Large PyTorch models that don’t fit on the WSE-2 chip may still be run on the wafer-sized processor by storing the model’s activations on the device and shifting parameters called weights to and from the chip layer by layer.
This sounds great, but Cerebras still has a long way to go before it can compete with Nvidia for even a tiny fraction of the market without including Intel, AMD, and several other firms in various stages of deployment.
Cerebras has clients in North America, Asia, Europe, and the Middle East. The wafer-size processor producer isn’t positioned to make a considerable market entrance against the top semiconductor giants pushing processors and accelerators. GlaxoSmithKline, AstraZeneca, and TotalEnergies are among the corporations on the list, including national and regional institutions, including Argonne National Laboratory and the Pittsburgh Supercomputing Center.
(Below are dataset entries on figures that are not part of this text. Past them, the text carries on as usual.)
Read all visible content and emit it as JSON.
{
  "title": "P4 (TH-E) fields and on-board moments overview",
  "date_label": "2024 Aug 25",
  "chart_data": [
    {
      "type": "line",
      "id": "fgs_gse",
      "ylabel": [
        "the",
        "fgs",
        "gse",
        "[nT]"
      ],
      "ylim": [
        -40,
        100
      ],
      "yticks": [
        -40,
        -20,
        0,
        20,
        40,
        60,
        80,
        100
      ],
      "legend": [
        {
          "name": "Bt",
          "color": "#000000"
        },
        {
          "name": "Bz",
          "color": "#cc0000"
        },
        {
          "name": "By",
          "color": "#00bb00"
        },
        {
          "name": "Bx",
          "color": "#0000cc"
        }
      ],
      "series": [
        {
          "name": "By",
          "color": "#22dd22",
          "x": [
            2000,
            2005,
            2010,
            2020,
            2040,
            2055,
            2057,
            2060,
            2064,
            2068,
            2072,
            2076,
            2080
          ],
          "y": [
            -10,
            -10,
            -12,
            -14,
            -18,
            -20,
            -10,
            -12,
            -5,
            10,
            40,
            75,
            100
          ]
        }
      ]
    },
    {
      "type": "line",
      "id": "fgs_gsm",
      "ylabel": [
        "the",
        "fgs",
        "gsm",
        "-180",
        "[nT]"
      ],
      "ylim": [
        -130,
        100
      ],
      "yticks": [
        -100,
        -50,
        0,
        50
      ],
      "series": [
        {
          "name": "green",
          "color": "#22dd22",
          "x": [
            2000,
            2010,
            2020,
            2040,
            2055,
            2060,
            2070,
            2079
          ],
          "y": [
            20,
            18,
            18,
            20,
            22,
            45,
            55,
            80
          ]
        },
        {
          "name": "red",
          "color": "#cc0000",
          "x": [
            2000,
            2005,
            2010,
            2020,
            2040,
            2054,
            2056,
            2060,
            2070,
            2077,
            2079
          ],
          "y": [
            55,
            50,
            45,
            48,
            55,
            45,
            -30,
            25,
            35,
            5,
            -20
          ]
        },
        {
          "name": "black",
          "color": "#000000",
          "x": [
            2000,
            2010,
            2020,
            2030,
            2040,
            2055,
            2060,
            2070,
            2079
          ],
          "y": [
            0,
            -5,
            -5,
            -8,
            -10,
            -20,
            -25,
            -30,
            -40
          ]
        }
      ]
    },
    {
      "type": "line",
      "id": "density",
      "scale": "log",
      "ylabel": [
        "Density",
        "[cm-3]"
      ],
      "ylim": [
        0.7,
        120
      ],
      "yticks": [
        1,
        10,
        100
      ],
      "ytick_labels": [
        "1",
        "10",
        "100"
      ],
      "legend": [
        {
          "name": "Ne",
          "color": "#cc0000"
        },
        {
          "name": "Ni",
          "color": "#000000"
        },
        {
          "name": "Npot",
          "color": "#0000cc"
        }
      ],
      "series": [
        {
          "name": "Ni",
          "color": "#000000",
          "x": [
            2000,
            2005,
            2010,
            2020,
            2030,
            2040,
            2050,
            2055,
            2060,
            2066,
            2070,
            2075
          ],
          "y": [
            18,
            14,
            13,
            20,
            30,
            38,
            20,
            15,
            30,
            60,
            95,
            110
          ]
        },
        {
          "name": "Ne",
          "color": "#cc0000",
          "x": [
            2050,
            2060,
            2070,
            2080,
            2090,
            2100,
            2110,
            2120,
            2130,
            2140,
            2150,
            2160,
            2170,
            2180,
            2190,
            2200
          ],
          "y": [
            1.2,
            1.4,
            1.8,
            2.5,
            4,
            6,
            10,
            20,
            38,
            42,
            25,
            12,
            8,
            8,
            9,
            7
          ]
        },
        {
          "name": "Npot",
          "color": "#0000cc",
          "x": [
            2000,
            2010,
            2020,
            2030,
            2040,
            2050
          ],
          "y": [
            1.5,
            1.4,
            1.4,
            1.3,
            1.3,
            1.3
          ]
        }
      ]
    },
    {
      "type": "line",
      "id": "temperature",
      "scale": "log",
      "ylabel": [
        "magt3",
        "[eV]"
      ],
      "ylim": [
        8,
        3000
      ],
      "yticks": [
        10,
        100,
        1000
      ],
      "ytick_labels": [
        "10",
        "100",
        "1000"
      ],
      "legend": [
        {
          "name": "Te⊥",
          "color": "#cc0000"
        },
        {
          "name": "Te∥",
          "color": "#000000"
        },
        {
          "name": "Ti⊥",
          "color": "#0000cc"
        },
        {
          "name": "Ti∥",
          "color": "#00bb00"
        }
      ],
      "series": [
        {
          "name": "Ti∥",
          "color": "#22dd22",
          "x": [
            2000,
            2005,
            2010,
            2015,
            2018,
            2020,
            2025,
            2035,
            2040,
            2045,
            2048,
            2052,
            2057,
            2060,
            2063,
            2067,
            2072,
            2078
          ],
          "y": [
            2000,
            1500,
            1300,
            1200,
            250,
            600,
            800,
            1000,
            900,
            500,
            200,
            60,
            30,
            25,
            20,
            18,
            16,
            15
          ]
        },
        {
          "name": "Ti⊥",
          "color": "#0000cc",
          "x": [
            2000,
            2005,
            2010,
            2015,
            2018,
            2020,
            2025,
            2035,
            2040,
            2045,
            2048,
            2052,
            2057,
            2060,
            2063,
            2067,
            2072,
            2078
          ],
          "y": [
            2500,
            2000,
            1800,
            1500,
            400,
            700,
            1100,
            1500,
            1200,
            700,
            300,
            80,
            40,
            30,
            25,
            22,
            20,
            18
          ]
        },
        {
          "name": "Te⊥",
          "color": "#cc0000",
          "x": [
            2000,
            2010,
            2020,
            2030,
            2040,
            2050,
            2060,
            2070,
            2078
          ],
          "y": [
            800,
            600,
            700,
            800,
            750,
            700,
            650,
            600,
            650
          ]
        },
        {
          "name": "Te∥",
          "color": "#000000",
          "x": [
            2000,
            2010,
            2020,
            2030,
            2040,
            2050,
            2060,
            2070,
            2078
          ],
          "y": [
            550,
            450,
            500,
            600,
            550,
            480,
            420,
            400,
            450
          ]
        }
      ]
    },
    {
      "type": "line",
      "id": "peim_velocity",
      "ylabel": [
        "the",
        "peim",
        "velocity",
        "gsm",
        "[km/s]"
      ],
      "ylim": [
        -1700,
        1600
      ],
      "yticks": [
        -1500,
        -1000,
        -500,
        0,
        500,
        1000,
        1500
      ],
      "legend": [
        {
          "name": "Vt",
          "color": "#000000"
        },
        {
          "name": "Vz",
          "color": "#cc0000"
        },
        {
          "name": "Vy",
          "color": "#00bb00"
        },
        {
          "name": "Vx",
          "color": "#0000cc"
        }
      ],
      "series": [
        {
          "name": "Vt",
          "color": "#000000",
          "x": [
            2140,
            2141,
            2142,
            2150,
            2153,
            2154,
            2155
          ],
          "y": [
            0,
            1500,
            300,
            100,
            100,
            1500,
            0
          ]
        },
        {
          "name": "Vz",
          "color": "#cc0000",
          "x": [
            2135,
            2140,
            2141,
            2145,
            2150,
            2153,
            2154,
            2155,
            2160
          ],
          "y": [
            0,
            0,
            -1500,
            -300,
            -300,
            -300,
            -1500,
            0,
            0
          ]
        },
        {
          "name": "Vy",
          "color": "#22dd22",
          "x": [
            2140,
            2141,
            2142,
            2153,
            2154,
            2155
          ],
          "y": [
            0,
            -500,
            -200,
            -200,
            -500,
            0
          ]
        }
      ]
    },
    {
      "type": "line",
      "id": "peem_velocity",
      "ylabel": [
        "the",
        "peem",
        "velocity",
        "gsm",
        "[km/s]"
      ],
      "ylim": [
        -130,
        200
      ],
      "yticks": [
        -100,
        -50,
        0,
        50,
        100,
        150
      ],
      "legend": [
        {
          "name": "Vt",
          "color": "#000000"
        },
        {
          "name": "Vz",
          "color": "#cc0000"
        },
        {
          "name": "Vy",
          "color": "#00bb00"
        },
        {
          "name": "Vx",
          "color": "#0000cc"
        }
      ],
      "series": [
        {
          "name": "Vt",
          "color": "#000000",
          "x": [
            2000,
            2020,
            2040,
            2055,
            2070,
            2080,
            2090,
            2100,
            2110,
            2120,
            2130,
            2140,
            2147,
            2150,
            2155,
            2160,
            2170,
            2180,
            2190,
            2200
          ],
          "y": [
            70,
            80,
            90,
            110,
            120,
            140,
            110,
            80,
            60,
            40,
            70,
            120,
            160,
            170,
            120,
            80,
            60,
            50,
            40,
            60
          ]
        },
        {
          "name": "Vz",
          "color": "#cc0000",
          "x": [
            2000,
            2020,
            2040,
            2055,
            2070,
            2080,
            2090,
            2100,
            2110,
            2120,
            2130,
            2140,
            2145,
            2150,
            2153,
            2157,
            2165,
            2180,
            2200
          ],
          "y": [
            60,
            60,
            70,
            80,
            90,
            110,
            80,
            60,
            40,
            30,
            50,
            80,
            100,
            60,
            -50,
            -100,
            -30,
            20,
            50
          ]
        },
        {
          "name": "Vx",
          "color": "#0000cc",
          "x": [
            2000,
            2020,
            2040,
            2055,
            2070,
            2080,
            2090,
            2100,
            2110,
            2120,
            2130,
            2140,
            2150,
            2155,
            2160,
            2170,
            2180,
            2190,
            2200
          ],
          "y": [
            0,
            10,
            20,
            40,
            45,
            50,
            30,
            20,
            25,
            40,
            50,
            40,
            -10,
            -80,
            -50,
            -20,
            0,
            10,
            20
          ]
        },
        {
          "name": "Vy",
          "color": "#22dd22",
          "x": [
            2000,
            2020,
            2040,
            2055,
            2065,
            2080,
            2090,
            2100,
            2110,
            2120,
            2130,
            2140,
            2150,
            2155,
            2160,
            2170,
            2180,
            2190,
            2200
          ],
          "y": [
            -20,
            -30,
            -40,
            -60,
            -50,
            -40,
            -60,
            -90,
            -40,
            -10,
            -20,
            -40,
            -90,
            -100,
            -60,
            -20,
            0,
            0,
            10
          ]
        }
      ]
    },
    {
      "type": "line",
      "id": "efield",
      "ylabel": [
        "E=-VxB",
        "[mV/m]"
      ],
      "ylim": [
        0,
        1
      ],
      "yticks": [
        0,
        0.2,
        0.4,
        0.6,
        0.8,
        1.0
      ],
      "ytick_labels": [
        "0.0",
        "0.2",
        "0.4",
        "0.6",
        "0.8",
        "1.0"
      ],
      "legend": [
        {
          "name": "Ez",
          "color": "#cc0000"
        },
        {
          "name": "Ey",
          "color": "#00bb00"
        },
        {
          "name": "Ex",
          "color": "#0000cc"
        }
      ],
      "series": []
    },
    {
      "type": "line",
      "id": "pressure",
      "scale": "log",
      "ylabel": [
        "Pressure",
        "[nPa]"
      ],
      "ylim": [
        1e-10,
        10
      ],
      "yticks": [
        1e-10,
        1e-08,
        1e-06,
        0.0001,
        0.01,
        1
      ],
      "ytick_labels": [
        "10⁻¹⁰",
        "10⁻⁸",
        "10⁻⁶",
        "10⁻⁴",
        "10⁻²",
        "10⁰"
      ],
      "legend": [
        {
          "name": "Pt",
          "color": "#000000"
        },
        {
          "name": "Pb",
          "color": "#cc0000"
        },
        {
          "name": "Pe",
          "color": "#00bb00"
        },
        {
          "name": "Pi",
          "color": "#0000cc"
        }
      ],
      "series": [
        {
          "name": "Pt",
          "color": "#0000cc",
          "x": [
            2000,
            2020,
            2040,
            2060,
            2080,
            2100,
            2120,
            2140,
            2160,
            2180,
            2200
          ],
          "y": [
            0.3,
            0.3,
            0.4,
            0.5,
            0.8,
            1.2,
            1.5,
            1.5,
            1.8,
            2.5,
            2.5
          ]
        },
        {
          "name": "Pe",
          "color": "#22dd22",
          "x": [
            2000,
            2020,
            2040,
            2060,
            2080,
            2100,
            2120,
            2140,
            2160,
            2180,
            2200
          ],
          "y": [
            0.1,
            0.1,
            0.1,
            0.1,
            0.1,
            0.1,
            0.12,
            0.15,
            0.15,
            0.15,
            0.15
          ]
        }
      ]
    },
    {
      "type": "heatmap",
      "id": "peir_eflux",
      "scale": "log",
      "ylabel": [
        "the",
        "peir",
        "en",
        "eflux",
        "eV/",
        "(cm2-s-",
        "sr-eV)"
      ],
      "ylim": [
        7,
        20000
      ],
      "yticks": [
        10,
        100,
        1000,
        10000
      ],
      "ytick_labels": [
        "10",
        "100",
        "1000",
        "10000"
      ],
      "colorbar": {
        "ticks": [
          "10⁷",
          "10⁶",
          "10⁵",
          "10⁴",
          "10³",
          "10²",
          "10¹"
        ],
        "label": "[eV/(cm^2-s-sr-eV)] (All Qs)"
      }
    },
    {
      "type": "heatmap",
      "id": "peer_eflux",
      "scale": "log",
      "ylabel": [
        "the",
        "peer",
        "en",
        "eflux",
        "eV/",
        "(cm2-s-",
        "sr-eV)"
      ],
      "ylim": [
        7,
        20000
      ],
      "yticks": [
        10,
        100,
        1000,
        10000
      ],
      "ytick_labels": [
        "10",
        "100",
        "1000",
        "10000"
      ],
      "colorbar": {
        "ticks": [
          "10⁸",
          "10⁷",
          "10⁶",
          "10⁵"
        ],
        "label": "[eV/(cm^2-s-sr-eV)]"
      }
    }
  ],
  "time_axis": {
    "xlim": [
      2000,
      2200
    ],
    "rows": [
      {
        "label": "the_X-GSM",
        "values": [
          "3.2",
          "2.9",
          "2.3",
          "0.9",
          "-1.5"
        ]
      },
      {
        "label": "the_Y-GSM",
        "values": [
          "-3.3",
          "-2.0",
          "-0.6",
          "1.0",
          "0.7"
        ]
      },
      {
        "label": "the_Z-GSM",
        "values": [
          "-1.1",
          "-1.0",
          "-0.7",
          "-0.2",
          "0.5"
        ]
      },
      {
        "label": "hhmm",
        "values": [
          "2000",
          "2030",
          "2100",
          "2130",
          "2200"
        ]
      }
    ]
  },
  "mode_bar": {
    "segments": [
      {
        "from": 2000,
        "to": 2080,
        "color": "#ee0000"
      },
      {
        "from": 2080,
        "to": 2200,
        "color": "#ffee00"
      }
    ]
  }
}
With a growing number of end-users to point to and a more appropriate software stack for AI engineers, people may expect more significant names to support the unique architectural approach. At the very least, the business has demonstrated that the once-fanciful notion of wafer-scale chip manufacture and usage is within reach. The software stack required to enable on-chip complexity can be developed, even if it takes years.
The wafer-size AI chips erase the major bottleneck to artificial intelligence growth by decreasing the time to train models from weeks to seconds by boosting deep learning computing. It allows profound learning practitioners to test hypotheses more rapidly and explore concepts that are currently untestable or too expensive to investigate using older systems. It lowers the cost of curiosity, speeding up the introduction of new ideas and approaches to future AI.